Almost as soon as Toyota’s 86 arrived, motorsport variations of the affordable rear-drive sports coupe have cropped up.
We’ve ridden shotgun in the Pedders production racer , watched Beau Yates drift one (and tried it ourselves) and taken to gravel in a rally-modified version.
Harnessing the model’s undoubted focus on fun, Toyota Australia has jumped onboard the global 86 racing phenomenon by introducing a local version of the ultra-competitive 86 one-make series.
With the promise of strong coverage (the series will form a key support category for the V8 Supercar series in 2016), a Pro-Am layout and attractive prizemoney on offer, it appears as though Toyota will have little trouble filling the allotted 32-car grids come 2016.
Neal Bates Motorsport (NBM) worked with Toyota Australia and key partners such as AirTime Autosport to formulate a local specification that gave the purchaser options. NBM offers a turn-key build, but has also enlisted a small range of trusted builders that provide state-by-state expertise.
On that list is Brown Davis, based in the Melbourne suburb of Bayswater. Established in 1978, Brown Davis has become an institution in the fields of roll-cage construction and long-range fuel tanks (among other specialisations), but is also able to create bespoke vehicle builds to customer requirements.
Wandering between founder David Brown’s Group Nb Datsun 1600 (“It hits 231km/h down Conrod, flat through the ‘Chase,” Brown smiles) and a shiny new Polaris off-road racer, a stripped 86 is being nipped and tucked as its roll-cage is installed for the one make series.
“This is the first one we’ve worked on for the series,” explains Brown as I notice pictures of Targa Tasmanias past, showing Mick Doohan and the late Barry Sheene punting factory AMG Mercedes around Tasmanian stages (Brown Davis managed the car builds).
“So this cage process might take us two weeks. Once we’ve done it once, we reckon we can turn it around in a week and a half comfortably.”
Brown Davis is one of four specialist outlets approved to supply and fit the CAMS approved 86 series cages, and is also down to build a couple of examples to order for Victorian purchasers.
Brown shows motoring.com.au the cage requirements, which may to some look excessive against something designed to minimise weight and complication.
“We don’t compromise on safety,” he explains.
“For this series, being one-make, every car is in the same boat, every car is identical and safety is paramount, so it doesn’t matter if the cage weighs a bit more.”
We arrive to a stripped 86 with sections of the cage tacked in, as Brown explains the cage making art form in detail. Made of Cold Drawn Seamless mild steel, the whole lot weighs a substantial 75kg. Chrome Moly tube would reduce weight to around 40kg, but adds a lot of complication and expense to the process.
Brown refers to the finished product as “six-point core with additions”, adding that many builders become too caught up in point numbers and aesthetics rather than looking at how the additional bracing ties-in with that base structure.

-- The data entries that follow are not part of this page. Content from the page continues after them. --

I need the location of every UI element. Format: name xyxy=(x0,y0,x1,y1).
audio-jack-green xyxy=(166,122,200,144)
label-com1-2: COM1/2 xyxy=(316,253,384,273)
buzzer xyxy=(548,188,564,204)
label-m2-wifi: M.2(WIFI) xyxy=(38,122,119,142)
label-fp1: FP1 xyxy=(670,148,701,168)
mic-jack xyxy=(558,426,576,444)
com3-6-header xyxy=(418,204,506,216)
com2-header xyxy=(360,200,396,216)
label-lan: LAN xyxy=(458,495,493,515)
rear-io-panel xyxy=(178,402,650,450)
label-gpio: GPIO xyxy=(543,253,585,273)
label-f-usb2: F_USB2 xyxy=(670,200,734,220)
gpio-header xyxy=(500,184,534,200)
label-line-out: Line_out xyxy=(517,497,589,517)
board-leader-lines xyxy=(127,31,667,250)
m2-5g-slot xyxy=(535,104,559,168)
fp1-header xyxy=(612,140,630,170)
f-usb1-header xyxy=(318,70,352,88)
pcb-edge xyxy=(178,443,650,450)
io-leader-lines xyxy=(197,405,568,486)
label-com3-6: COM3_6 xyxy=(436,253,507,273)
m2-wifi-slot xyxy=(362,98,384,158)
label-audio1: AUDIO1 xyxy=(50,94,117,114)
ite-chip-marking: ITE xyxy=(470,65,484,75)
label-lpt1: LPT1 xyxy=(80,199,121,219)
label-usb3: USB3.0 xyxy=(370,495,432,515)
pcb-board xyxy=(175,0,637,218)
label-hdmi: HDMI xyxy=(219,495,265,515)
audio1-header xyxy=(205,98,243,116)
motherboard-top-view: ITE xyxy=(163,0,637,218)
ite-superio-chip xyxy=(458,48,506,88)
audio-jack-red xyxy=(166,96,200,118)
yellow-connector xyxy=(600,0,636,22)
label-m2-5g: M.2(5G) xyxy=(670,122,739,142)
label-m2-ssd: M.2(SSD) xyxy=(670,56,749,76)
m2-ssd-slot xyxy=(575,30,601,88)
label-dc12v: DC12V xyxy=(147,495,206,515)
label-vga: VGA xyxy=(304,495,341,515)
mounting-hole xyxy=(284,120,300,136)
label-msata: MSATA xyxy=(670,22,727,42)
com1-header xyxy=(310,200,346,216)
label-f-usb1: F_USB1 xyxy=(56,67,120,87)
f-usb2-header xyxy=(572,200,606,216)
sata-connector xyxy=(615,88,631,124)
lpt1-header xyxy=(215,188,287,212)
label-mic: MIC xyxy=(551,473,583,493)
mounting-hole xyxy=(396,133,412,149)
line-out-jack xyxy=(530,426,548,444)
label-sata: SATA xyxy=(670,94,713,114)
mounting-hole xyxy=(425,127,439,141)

The steel itself is “minimum 350MPa strength, though ours is around 420MPa.
“A lot of people build pieces into cages that might look pretty, but can compromise strength,” Brown explains.

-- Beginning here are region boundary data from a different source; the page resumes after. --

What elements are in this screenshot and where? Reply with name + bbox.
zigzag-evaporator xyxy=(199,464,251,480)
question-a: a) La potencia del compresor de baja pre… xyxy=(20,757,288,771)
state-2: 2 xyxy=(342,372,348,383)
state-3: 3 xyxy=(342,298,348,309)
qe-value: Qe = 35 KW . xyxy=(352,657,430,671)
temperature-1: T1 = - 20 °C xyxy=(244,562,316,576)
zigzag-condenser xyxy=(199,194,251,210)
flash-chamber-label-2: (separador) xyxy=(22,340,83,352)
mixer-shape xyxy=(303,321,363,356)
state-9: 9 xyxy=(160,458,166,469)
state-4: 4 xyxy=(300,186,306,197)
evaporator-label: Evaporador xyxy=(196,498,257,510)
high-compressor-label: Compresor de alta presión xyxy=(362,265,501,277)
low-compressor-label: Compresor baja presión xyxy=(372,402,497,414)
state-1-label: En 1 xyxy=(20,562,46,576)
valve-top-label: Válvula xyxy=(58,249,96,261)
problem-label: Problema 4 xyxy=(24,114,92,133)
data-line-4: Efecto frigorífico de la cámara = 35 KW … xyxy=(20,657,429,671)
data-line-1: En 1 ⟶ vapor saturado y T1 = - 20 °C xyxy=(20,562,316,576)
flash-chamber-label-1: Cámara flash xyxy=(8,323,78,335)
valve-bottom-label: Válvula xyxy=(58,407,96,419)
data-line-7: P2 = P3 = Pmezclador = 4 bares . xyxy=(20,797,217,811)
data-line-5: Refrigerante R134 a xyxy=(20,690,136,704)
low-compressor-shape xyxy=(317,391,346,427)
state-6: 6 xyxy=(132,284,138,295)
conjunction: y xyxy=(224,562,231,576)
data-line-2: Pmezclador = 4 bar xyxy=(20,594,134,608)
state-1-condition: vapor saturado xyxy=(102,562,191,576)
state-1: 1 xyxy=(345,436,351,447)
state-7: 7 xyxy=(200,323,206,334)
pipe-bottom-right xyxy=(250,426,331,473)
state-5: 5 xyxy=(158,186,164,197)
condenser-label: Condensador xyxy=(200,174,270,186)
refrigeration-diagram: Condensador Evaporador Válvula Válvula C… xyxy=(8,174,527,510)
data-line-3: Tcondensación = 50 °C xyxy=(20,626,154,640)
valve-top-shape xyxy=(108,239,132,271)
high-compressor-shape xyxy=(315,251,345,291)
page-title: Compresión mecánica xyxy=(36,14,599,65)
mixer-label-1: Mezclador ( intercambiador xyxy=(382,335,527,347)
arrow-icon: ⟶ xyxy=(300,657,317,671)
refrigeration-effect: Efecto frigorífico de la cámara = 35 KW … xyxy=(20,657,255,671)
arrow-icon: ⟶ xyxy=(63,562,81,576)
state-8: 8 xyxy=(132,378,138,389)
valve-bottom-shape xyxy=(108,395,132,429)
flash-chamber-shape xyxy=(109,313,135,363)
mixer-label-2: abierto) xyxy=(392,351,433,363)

“See this? [He points at a tube section running down the B-pilllar] We’ve set it 20-25mm in from the body, so we can weld the join all the way around. I’ve seen some builders fit a similar section and only weld 75 per cent of the joint, because that’s all they can get to. You’ll lose over 30 per cent of the join’s strength doing that… and really, they shouldn’t be given a logbook.

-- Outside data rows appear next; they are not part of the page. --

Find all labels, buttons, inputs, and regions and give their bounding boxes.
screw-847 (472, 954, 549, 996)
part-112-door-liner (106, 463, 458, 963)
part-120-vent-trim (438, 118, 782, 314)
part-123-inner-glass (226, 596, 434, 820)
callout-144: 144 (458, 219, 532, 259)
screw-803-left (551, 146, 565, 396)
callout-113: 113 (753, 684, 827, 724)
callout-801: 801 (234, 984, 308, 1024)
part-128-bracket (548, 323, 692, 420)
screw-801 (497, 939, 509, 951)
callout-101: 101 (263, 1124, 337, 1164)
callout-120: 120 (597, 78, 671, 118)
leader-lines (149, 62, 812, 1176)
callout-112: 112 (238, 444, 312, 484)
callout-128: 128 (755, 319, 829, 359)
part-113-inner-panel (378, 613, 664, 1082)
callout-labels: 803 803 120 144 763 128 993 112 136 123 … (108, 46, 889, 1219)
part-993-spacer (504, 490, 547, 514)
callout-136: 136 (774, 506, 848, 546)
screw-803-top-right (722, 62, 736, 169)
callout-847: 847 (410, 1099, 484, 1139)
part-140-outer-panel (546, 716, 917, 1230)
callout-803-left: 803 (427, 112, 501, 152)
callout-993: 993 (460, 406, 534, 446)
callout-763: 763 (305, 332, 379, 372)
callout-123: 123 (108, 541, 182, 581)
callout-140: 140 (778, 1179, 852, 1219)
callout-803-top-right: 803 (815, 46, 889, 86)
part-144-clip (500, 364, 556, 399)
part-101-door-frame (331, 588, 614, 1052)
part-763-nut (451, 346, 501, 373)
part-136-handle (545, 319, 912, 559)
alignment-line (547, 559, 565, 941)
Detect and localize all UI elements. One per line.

“It’s items like that that add further strength, and safety. It’s really just commonsense at the end of the day.”
The intricacy of shaping the tube to the exacting requirements of the 86 becomes more evident when you see how snugly the forward bars – which extend to the front strut mounts – meld around the dash and door trims, and how the screens have been carefully removed to allow maximum welding access and final snugness.
“The idea is to do most of the pre-fab work and joins out of the car,” Brown states.
Other attributes (“compromises”) include the slight V-shape in the roof section to accommodate a taller driver’s helmeted head.
“If the driver was five-foot-six and the only person to ever climb in, I’d make those bars straight,” he says.
The side intrusion layout offers two separate tubes, set so they ‘kiss’; a plate will marry these sections for further rigidity.
“Basically, we want to make sure that if there’s a substantial impact, there are multiple sections taking the hit,” Brown says.
It’s all explained in an unfussed manner, though Brown catches himself on a couple of occasions.
“I could explain the mathematics behind the layout, the tube widths and how the design has already undergone finite analysis, but I like to bring it to a level so everyday people can start to understand just how important roll over systems are to driver safety.”
When a 32-strong grid of buzzing Toyota 86s descend on a V8SC round next year, you can be sure that safety was foremost in the minds of those who built the cars.